The paragraph ^^ above is exactly what I was looking for. The nitty gritty of what _could_ be a possible scenario for future allotment, the possible shifting of resources towards a better timeline. That answers my question pretty well. Rather than trying to butt in with another user group, even just aligning the existing user groups interests' in the right way could benefit the rec group already. I could see that on some of these streams. 

I know ECWD has _some_ connection to the paddling community, at they did at one time at least. In the sumemr of 2010 they accidentally stored too much water in Joe's Valley Res, and ended up having a small excess to prepare for winter levels and let out 199.95 cfs for just about a month. I'm pretty sure there was a message posted here that I read and that spurred me to go and enjoy it. So the word was put out through enough channels that I, in a different state and network, still heard of it, and if it that worked for a random, unexpected flow event, then I would have to believe their network to inform boaters may already be in place and working. There inevitably seems to be info coming out about Muddy Creek every season too.

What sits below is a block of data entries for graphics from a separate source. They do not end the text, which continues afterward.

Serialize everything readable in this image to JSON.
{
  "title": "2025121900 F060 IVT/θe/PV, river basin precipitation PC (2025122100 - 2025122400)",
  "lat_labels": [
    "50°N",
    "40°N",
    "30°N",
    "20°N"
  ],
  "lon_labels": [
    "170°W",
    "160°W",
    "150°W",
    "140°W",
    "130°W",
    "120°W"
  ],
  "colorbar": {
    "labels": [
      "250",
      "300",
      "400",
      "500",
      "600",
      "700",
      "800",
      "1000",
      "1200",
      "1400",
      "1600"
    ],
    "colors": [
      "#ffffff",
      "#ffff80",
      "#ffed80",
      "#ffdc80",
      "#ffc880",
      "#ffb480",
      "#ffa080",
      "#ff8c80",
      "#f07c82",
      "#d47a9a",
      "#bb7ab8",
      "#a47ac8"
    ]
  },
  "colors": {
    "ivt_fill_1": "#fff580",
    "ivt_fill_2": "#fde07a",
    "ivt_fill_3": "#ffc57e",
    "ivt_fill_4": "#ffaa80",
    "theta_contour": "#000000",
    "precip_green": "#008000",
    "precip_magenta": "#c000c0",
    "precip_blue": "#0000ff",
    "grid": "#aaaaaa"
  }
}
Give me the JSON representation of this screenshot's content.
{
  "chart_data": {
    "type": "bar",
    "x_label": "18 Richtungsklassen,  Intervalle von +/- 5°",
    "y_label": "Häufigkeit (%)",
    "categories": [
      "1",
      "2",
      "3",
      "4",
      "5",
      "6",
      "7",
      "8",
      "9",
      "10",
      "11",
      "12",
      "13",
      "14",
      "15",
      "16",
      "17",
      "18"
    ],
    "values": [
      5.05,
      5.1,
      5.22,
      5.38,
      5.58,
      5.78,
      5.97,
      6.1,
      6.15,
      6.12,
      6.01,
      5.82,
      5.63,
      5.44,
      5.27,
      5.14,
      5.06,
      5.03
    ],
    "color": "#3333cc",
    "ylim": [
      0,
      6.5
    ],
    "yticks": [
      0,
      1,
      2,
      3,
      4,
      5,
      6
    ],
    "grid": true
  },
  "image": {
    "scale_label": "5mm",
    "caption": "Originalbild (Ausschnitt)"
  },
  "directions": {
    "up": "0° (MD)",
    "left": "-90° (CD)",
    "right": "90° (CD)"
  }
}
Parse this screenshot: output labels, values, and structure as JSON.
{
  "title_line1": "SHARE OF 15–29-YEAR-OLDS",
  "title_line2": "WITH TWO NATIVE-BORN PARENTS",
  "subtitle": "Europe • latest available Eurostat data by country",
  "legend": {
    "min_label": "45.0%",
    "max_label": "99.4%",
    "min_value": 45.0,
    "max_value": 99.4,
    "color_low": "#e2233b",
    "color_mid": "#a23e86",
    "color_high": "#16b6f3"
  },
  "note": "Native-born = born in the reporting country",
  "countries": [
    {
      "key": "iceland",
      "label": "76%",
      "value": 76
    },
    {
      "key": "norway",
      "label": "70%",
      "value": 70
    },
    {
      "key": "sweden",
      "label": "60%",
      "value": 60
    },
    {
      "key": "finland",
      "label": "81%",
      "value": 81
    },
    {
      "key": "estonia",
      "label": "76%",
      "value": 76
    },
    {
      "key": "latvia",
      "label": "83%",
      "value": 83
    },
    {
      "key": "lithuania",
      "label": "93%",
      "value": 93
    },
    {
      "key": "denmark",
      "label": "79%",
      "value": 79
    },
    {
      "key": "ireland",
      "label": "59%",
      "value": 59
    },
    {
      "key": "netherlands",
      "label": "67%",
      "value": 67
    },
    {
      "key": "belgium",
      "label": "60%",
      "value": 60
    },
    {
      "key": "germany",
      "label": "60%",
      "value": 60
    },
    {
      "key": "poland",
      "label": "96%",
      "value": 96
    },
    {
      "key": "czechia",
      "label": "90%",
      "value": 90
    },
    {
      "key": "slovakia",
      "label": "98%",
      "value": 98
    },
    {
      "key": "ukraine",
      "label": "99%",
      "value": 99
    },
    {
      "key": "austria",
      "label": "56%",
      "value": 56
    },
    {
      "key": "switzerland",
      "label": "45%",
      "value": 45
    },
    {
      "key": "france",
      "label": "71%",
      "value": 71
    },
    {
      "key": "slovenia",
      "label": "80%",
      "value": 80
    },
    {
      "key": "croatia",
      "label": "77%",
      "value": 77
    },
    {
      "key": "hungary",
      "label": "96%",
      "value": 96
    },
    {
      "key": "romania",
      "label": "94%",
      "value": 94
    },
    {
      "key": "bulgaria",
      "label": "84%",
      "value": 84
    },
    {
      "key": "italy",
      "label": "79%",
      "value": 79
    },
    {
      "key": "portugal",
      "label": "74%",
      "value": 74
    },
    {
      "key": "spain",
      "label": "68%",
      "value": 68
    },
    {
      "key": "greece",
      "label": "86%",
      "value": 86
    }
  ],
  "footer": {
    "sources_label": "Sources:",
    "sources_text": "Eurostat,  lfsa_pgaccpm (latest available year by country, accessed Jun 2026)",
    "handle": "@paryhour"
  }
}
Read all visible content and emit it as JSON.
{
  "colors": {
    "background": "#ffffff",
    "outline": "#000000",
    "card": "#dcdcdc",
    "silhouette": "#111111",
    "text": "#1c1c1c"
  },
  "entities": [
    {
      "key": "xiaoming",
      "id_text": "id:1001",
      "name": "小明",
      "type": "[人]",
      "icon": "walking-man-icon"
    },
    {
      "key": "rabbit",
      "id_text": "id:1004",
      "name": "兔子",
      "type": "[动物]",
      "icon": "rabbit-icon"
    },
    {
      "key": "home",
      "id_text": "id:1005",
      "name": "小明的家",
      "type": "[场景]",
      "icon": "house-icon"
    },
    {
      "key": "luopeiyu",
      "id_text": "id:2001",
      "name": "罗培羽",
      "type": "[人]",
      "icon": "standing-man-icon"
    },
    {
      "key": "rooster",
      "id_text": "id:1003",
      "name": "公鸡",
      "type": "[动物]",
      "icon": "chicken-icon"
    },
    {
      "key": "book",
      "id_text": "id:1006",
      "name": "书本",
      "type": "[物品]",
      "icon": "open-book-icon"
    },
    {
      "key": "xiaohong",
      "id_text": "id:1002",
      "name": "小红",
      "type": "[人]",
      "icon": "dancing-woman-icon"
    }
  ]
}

Thanks for the survey and for answering my questions, Evan. I understand and support what's going on, and I wasn't trying to needle AW or anyone else, I was just genuine interested in some of the details. Thanks for everything you do and thanks to AW for looking out for us. We all appreciate it immensely!


----------



## AW-Evan (May 27, 2014)

Bump!!! Black Boxes and San Rafael drainage paddlers! We still need a few more respondents to make this survey legit! If you've run any of these stretches or know someone who has please fill out/ have them fill out the survey. Even if you've only one run of the reaches. Thanks!!!


----------